Clive Bates recently commented on Americans’ perception of the relative harm of e-cigarettes versus cigarettes, as measured by the National Cancer Institute’s Health Information National Trends Survey (HINTS). After looking at numbers from 2013 and 2017 (available here), he asked:
“So what difference did four years of better products, academic studies, journal articles and commentaries, conferences and publicly funded risk communication make? Yes, it caused a deterioration in these already very bad numbers…those incorrectly believing e-cigs were just as harmful or worse than cigarettes had risen from 39.8% to 55.4%.”
These numbers, while unfortunate, pale in comparison to growing misperception among American smokers. These are the people whose lives will be shortened if they don’t quit. In the chart I summarize a disheartening trend.
In 2012, 38% of smokers correctly believed that vaping was safer than smoking (the green zone on the chart); the percentage increased to 57% a year later. In contrast, about 37% and 34% of smokers thought e-cigs were equally or more harmful in those years (the red zone).

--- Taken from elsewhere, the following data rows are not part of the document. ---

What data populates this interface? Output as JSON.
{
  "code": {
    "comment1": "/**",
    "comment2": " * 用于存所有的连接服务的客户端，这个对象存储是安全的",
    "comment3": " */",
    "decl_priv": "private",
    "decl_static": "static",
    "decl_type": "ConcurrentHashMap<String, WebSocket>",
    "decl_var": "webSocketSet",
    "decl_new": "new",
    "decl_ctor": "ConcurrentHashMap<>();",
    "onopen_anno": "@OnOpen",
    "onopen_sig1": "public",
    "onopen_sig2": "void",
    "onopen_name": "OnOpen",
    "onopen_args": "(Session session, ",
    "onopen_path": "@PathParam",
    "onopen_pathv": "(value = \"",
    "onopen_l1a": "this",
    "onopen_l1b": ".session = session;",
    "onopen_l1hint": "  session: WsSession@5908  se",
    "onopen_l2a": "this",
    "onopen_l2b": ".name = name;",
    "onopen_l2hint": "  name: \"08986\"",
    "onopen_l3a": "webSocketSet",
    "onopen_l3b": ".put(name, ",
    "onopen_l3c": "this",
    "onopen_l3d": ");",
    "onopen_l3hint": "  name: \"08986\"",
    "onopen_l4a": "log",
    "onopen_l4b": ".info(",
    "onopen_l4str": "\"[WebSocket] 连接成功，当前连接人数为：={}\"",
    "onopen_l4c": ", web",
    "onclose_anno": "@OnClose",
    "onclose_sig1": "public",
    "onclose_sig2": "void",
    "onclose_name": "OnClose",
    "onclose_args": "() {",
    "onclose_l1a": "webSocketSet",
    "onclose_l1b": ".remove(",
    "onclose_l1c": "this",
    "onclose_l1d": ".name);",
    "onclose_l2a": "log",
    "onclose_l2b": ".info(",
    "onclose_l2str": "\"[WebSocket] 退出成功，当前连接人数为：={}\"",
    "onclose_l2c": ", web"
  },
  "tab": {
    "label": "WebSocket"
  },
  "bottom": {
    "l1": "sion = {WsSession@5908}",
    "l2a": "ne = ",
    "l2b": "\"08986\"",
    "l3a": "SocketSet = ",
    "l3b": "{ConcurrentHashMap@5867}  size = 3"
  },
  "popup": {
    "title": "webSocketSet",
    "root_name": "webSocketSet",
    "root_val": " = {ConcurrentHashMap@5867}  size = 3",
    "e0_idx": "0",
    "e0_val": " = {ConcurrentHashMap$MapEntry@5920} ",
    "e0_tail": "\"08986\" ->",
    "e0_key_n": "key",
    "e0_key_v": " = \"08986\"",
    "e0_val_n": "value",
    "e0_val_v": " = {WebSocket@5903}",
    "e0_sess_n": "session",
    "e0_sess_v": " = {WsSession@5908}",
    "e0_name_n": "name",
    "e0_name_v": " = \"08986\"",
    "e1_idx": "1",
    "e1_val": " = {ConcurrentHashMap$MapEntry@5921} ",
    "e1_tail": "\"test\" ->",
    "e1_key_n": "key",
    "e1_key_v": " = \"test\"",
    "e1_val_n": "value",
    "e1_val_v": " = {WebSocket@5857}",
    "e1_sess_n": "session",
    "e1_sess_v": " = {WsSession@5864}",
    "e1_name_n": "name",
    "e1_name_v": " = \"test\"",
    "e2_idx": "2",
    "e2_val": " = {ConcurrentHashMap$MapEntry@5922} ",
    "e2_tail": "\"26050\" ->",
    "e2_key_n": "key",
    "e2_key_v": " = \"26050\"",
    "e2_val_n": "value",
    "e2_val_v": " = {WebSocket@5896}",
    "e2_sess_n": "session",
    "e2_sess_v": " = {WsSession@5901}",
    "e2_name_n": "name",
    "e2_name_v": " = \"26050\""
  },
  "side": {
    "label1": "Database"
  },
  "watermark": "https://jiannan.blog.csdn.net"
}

A slight decrease in accurate perceptions (green, at 55%) was seen in 2014, while those with misperceptions grew to 41% (red). HINTS did not survey smokers again about the comparison until 2017; at that time, accuracy dropped to 38% (green), and misperception rose to 53% (red).
The sharp increase in misperceptions coincides with a sharp decline in smokers who vaped, from 6.3 million in 2014 to 4.1 million in 2016, according data from the CDC (here).
This is a national disgrace, driven by hundreds of millions of taxpayer dollars spent on anti-tobacco, anti-tobacco-harm-reduction research (here), with fawning complicity by the media and ill-advised endorsement by public health officials and major medical organizations. Smokers are the unfortunate victims of this irresponsible crusade.